У меня сложилось впечатление, что я только что просмотрел что-то важное или по крайней мере необычное. Колеблясь, я еще раз прислушался к себе, устало потер виски и попросил компьютер дать реверс. Сначала мне показалось, что я ошибся. Два последних файла были абсолютно не интересны. Один из них представлял собой земной документ середины двадцатого века о необходимости добровольных пожертвований для фронта, а второй – монографию какого-то веганина, посвященную самоуничтожению из религиозных соображений одного из народов Шакшарта-Д. Зато третий файл оказался как раз тем, что я искал.
Слегка ошарашенный, я смотрел на экран, удивленно разглядывая длинный и бессмысленный ряд компьютерных символов, и думал о том, что, наверное, стал уже засыпать, раз не обратил на это внимание сразу.
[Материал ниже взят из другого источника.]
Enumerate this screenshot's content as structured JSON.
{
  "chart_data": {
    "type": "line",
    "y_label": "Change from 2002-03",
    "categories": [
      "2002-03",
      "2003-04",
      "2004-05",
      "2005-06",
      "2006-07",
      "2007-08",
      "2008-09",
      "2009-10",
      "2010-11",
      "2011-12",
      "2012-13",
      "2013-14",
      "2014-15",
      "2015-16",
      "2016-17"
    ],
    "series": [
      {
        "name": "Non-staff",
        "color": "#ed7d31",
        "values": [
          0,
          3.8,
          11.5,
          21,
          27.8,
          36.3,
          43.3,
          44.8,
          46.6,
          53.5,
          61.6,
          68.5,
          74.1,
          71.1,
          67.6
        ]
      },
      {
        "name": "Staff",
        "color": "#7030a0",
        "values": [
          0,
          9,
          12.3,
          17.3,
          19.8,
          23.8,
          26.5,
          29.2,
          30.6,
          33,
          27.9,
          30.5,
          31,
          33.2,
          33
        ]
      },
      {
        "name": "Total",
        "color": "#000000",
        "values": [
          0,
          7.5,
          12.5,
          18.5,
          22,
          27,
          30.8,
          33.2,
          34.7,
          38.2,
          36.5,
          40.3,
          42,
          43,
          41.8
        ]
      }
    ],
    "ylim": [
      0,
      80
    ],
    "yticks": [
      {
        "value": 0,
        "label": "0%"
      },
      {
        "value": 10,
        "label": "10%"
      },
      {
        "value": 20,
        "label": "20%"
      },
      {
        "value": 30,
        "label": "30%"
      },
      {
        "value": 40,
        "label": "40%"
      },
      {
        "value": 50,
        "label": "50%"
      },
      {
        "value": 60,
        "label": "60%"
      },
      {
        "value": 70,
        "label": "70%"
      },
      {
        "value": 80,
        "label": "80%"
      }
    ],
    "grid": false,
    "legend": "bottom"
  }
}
Файл назывался по пяти первым значкам ряда J7b14 и помещался в списке по алфавиту.
Однако полная его абсурдность свидетельствовала о том, что Давантари скорее всего не имел к нему никакого отношения. Что это был за текст и вообще была ли эта запись осмысленным текстом, оставалось только гадать.
"Завтра, – сказал я себе, – завтра ты все узнаешь. А сейчас пойди и попробуй уснуть. Для тебя это гораздо важнее, чем любой файл, и даже важнее, чем судьба местной цивилизации. Ты у себя один, другого такого нет".
"Завтра, – продолжал думать я уже в постели. – Новый день, новый круг. Бесконечные круги отчаяния, от которого никак не избавиться. А ты образовался, дурачок! Непонятный файл – может быть, хоть он отвлечет тебя немного? Нет, не отвлечет. Ничего тебе не поможет. Ни вся эта морока с умными книгами, ни девки, ни купленная тобой гостиница. Ты порченый, гнилой изнутри, с рваным сердцем. Ты зря выжил, толку от тебя уже не будет. Хорошо хоть, что ты догадался оставить ойкумену. По крайней мере ты теперь в этой твоей гостинице не мешаешь жить другим. А то один твой вид вызывает рвотный рефлекс. У Оклахомы, например. Забейся в дыру и сиди. Это теперь твой удел – сидеть в дыре. Ты только досиди достойно, немного вроде осталось…"
Мысли спутались, и я наконец провалился в темную пучину сна, который, как всегда, должен был окончиться кошмаром. Однако просыпаться было еще хуже, чем видеть сны. Даже акулы, прижавшие меня к рифу, были приятнее ожидающей меня действительности. И только когда я понял, что давно уже разговариваю с Мартой, отчаянно пытаясь доказать, что она всегда была ко мне несправедлива, я сел, стараясь открыть слезящиеся от рези глаза.
Не одеваясь, я добрел до кресла напротив кровати и рухнул в него, с омерзением глядя на разобранную постель. Смятые, пожелтевшие простыни не менялись вот уже три дня. Я запретил уборщику часто перестилать их. Чистое белье кололо мне тело и напоминало погибший "Трезубец", который я, не жалея энергии, заставлял вылизывать дважды вдень. Я понимал, что все это должно плохо кончиться, но ничего не мог поделать с собой. Я устал бороться, тем более что шансов у меня не было никаких. Я медленно дрейфовал к последней гавани, и мне было абсолютно все равно, какие простыни окажутся подо мной в последнюю ночь.